S’il est primordial de faire son testament, ce n’est pas la meilleure façon de transmettre ses dernières volontés. En effet, à la suite du décès, une recherche testamentaire doit être effectuée par la succession, ce qui peut entraîner un délai de quelques semaines.

Il faudra aussi prévoir laisser une trace de nos accès à notre vie numérique, que ce soit notre boîte de courriels ou encore nos réseaux sociaux, pour permettre à la succession d’y avoir accès. De cette manière, il sera possible de fermer ces comptes ou encore de les transformer en page commémorative, ce que Facebook permet de faire.

L’importance du testament

Bien qu’il n’y a rien de réjouissant à faire son testament, ce document est tout de même essentiel pour la succession. Le fait de ne pas en avoir peut entraîner d’importantes complications. Dans un tel cas, le patrimoine est partagé selon ce qui est prévu au Code civil du Québec, plutôt qu’en fonction des volontés du défunt.

«Si on ne fait pas de testament, on plonge nos proches dans la confusion et ça ajoute une lourdeur au deuil qu’ils vivent», affirme M. Finnegan.

La situation est d’autant plus problématique pour les familles recomposées, dont les conjoints ne sont pas mariés. À titre d’exemple, dans le cas d’un défunt qui n’a pas de testament, qui a des enfants, mais qui n’était pas marié à sa nouvelle conjointe, ce sont les enfants du défunt qui héritent de la succession en entier, même si le couple vivait ensemble depuis 20 ans.

«S’il n’y a pas de testament, ça peut entraîner de longs et coûteux délais juridiques, prévient M. Finnegan. Sans testament, il faut déterminer qui sont les héritiers et il faut les retrouver pour savoir s’ils acceptent ou s’ils refusent la succession. Par exemple, si un défunt qui n’avait pas de testament, n’avait pas de conjointe, ni de frères et sœurs, il faudrait trouver tous ses neveux et nièces pour savoir s’ils acceptent la succession.»

Cette question se pose dans une situation où le défunt a davantage de dettes que d’actifs. Dans un tel cas, les héritiers voudront certainement refuser la succession, pour ne pas avoir à assumer les dettes.

Mourir sans testament, ce n’est pas un cadeau qu’on laisse aux gens.

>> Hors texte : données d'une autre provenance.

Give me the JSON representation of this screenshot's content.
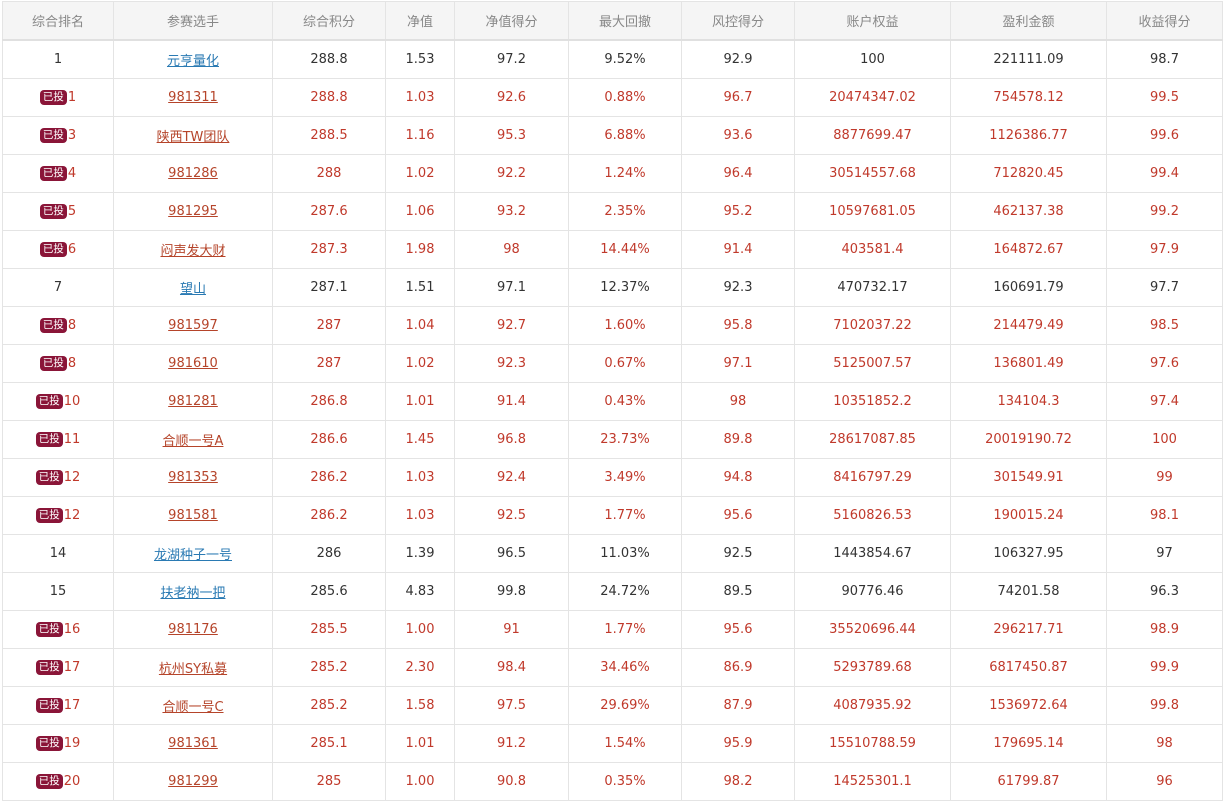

-Steve Finnegan, propriétaire des salons funéraires Serre et Finnegan

Ce processus de recherche des héritiers peut être long. Entre temps, il faut souvent continuer de payer l’hypothèque du défunt et ses comptes courants, mais sans testament, on ne peut rien vendre, tant que les héritiers ne sont pas désignés. La loi prévoit que les héritiers acceptent par défaut une succession s’ils ne l’ont pas refusée dans un délai de six mois.

«Il faut aussi savoir que dès que l’on retire de l’argent dans le compte de banque d’un défunt, même une toute petite somme, ça nous engage automatiquement à accepter sa succession», prévient M. Finnegan.

«Quand un décès survient, c’est souvent explosif, rappelle M. Finnegan. Les proches manquent de sommeil. Avec les familles recomposées, il se peut que les valeurs soient différentes d’une famille à l’autre. C’est donc important de prendre ces décisions en famille, d’en parler avant le décès, de façon à éviter les conflits et pour être sûr que ça convient aux survivants.»

Au sujet de la crémation

M. Finnegan veut déboulonner le mythe selon lequel plusieurs personnes sont incinérées en même temps.

«Les gens pensent encore que l’on incinère plusieurs personnes à la fois. C’est faux, insiste-t-il. Pourquoi ferions-nous ça? Vous nous confiez les êtres qui vous sont les plus chers. Nous avons un code d’éthique.»

Le four crématoire ne peut contenir qu’une seule dépouille à la fois. La crémation dure environ deux heures. À la fin du processus, tout ce qui reste, ce sont les os. Ils sont récupérés, puis on les met dans un appareil qui les transforme en poudre.

«Si les gens ont des doutes, ils peuvent même assister à la crémation», précise M. Finnegan.

De nos jours, les rituels funéraires prennent une multitude de formes. Certaines personnes demandent que leurs cendres soient dispersées.

«Disperser des cendres dans un lac ou une forêt, ça fait grand pour retrouver l’emplacement, rappelle M. Finnegan. On entend parfois des histoires, où des gens regrettent de l’avoir fait, mais il y en a d’autres pour qui ça convient. L’important, c’est que ça convienne aux familles. Il faut penser aux conséquences plus tard.»